Ailesinin kendisine verdiği desteği hak ettiğine inanmaya başlamıştır. Artık daha cesurca adımlarını yere basmaya başlamıştır.

Edebiyat dünyasının son kralı kendisiymiş gibi yazmaya devam eder. Medresenin bahçesinde artık daha çok yalnız kalıyor ve bu yalnız kalmalarında gözlerini bir yerlere dikip öylece boşluğa bakıyordur. Bir dünya oluşturmuştur artık kendine: Dostlarının olduğu, düşmanlarının olmadığı.Herkes tarafından sevileceğine, yazdıklarının herkes tarafından okunacağına inanmaya başlar. Çünkü artık etrafındaki kişiler tarafından yazdıkları beğeniliyordur.
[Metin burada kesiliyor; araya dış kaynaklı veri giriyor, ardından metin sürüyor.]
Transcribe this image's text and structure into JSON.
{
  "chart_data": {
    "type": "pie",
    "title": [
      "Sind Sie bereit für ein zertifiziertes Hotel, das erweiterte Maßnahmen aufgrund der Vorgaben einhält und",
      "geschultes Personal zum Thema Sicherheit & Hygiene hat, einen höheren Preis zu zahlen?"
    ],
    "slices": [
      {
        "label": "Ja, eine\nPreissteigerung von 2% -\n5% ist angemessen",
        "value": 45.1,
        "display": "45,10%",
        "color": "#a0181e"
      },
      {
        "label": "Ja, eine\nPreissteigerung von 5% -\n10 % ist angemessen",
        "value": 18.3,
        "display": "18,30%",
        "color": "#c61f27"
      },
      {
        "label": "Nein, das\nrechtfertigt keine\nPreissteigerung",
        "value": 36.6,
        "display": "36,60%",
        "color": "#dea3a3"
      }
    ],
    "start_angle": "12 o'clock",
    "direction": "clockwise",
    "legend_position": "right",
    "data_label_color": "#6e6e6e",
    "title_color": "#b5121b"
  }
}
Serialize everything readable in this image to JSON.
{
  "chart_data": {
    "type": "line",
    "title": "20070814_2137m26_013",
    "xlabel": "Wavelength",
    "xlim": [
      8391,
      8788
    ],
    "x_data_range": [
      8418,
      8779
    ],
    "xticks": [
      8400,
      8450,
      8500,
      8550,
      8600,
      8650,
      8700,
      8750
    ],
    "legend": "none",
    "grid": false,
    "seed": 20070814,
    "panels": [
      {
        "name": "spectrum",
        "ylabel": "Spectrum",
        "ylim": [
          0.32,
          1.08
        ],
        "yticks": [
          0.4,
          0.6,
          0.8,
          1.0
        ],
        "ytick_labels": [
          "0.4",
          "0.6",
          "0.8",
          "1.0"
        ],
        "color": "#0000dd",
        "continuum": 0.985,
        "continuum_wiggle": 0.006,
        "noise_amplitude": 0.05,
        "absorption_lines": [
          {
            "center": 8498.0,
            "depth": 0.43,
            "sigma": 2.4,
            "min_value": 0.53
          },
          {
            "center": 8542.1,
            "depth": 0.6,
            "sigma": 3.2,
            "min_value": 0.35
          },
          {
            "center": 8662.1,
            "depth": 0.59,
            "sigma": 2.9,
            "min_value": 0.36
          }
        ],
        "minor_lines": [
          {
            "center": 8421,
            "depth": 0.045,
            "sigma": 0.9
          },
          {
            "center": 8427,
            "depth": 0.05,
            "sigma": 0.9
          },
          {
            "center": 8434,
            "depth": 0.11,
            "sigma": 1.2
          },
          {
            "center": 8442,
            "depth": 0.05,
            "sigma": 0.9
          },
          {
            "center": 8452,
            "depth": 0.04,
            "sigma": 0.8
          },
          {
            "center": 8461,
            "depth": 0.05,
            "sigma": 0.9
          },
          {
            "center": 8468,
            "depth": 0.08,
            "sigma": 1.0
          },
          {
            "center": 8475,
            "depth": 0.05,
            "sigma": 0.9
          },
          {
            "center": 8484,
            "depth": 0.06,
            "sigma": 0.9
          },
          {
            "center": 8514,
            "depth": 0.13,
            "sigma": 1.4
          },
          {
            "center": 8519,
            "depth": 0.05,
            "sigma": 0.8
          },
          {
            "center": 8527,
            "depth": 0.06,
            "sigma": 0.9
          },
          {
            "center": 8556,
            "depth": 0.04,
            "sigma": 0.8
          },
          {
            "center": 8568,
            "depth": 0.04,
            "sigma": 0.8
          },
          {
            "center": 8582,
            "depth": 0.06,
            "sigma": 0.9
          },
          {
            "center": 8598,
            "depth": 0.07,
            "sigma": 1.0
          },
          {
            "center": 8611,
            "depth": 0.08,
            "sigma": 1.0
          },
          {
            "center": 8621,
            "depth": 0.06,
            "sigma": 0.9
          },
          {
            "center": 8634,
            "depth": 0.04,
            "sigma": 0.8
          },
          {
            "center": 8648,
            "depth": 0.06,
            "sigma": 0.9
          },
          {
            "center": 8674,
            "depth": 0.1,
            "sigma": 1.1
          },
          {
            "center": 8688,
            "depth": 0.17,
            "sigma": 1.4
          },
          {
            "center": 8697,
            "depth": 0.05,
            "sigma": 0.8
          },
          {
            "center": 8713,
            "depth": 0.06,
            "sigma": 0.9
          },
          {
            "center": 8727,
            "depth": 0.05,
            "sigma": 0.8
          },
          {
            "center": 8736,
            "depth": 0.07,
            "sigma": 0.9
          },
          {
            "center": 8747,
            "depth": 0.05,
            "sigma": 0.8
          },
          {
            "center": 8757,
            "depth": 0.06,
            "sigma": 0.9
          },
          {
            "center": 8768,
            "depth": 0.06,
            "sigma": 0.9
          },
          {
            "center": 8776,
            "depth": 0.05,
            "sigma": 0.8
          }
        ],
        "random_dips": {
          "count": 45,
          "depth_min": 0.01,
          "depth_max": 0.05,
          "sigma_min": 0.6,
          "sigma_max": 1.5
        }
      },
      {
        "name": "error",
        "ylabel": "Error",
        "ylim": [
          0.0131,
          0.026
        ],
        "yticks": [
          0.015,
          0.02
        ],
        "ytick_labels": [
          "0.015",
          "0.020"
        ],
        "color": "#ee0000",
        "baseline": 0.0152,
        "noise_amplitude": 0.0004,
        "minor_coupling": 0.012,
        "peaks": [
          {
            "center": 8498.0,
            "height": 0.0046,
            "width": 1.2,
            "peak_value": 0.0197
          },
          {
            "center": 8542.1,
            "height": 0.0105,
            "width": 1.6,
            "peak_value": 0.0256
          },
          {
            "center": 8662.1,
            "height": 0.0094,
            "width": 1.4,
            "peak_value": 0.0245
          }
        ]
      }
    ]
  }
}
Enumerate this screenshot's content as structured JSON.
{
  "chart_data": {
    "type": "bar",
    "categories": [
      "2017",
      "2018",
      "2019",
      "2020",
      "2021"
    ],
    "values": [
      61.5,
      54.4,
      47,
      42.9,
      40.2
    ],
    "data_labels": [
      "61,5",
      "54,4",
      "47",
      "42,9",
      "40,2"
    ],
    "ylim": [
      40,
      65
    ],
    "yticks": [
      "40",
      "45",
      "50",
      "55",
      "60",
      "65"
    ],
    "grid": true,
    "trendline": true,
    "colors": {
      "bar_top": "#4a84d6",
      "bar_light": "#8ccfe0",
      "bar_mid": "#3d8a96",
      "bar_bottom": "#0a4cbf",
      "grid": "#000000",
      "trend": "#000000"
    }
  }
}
Hesen Tufan da diğer şair ve yazarlar gibi maddi sıkıntı içindedir. 6 yıllık eğitiminin, ikinci yılındayken  Galiye’den ayrılmak zorunda kalır. Babasının öğrettiği zanaat, hayatının en önemli çağında onun yardımına koşar. 1.Dünya savaşının çıkması yüzünden, ekonomik şartlar iyice kötüye gitmeye başlar. Şairlik hayallerinin arasında okulunu bırakıp Ural’a doğru hareket eder. Lisva metalurji fabrikasında önce tesviyeci çırağı olarak işe başlar. Fakat ustası olan babasından öğrendikleri sayesinde, çok kısa bir süre sonra torna tezgahında çalışmaya başlar. Bu fabrikada çalışırken aklı hep medresededir. Mesai bitiminde okumaya ve yazmaya devam eder. En büyük hayali, okulunu bitirmesini sağlayacak parayı biriktirene kadar o fabrikada çalışmaktır. Medresedeki hocalarıyla iletişimi koparmamaya çalışıyordur. Onlarla zor şartlarda da olsa mektuplaşıyordur. Aldığı mektuplar sonrasında artık kendini daha fazla tutamaz ve fabrikadan iki haftalık izin alarak, 1916 yılının son günlerine doğru Ufa’ya doğru yola çıkar.

2. BÖLÜMÜN SONU

 
Toplam blog
: 7
: 1481
Kayıt tarihi
: 09.09.11
 
 

5 Kasım 1975 Erzurum doğumlu. Atatürk Üniversitesi Güzel Sanatlar Fakültesi Tiyatro Bölümü Dramat..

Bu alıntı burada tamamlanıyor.